This comforting braised stuffed cabbage is slow-cooked for 60 minutes in a rich tomato sauce for a perfect family-friendly dinner. Tender cabbage leaves are wrapped around a savory beef and rice filling, absorbing the sweet and tangy tomato broth as they simmer. Serve this classic homestyle dish warm with a dollop of sour cream.
Bring a large pot of salted water to a boil. Carefully remove the core from the cabbage head using a sharp knife, then submerge the whole cabbage in the boiling water for 5 to 8 minutes until the outer leaves soften and peel away easily.
Gently peel off 12 large leaves from the cabbage, placing them on paper towels to drain. Use a paring knife to shave down the thick center vein on the back of each leaf so they roll up easily without breaking.

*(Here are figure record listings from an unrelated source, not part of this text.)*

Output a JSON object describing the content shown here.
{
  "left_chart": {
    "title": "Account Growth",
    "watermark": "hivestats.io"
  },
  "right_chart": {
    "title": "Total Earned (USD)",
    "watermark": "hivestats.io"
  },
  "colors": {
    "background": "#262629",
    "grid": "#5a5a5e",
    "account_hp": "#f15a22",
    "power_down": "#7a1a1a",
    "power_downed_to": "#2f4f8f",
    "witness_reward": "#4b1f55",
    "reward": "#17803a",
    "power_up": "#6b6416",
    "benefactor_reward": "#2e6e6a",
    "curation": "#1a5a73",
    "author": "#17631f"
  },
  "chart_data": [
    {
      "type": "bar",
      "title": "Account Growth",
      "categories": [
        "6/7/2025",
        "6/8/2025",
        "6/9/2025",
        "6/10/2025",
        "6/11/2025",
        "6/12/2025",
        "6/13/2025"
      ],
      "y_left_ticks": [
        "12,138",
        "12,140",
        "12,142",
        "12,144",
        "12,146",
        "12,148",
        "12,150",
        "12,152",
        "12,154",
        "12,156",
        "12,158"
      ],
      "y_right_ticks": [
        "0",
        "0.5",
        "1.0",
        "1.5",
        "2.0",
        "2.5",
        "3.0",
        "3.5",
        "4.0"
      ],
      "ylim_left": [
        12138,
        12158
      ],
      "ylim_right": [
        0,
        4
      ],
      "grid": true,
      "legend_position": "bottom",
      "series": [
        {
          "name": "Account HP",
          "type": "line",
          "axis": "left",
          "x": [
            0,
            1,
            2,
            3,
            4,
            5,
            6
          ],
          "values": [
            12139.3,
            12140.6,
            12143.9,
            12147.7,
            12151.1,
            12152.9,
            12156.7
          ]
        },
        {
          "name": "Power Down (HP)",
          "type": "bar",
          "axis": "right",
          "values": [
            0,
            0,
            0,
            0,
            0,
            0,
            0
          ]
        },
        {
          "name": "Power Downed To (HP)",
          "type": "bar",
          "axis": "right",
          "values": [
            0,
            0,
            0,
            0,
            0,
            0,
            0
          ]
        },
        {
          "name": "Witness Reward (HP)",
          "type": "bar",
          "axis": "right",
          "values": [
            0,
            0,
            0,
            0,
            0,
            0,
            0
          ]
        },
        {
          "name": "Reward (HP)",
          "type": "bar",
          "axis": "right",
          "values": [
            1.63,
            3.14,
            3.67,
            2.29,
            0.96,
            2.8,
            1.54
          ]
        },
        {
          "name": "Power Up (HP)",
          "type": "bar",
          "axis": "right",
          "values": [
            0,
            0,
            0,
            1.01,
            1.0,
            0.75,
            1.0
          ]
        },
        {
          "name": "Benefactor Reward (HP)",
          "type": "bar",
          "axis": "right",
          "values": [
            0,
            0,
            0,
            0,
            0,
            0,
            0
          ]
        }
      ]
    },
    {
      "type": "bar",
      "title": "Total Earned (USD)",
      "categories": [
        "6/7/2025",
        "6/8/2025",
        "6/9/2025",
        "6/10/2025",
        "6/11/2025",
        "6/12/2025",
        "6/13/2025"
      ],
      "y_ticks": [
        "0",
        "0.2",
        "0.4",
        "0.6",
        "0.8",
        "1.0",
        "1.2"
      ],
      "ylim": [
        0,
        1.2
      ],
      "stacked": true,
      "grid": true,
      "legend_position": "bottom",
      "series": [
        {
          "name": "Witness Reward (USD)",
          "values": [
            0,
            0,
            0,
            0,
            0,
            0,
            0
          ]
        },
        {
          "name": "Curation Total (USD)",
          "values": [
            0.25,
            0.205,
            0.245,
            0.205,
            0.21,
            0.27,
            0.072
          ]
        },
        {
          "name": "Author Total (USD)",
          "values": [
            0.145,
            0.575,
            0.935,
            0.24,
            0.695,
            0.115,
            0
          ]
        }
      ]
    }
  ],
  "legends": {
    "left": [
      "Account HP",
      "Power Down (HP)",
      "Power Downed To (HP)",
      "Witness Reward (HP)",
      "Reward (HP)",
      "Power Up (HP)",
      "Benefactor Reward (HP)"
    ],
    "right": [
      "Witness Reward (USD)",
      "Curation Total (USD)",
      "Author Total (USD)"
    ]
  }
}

In a large bowl, combine the ground beef, cooked white rice, chopped onion, minced garlic, egg, dried oregano, salt, and black pepper. Mix thoroughly with your hands until the ingredients are fully incorporated and hold together well.
Lay a cabbage leaf flat on a clean surface with the stem end facing you. Place about 3 tablespoons of the beef mixture in the center, fold the bottom up, tuck in the sides, and roll tightly toward the top.
In a medium bowl, whisk together the tomato sauce, crushed tomatoes, brown sugar, and lemon juice to create a sweet and tangy braising liquid. Spread a thin layer of this sauce across the bottom of a large Dutch oven.
Arrange the cabbage rolls seam-side down in the Dutch oven, fitting them snugly together in a single or double layer. Pour the remaining tomato sauce evenly over the top, ensuring all the rolls are well coated.
Place the Dutch oven over medium heat and bring the liquid to a gentle simmer. Cover tightly with a lid, reduce the heat to low, and cook for 60 minutes until the cabbage is tender and the meat filling is fully cooked through.
Let the dish rest for 5 minutes before serving to allow the sauce to settle. Plate the rolls warm, spooning the rich tomato sauce generously over the top, and garnish with fresh dill and a dollop of sour cream if desired.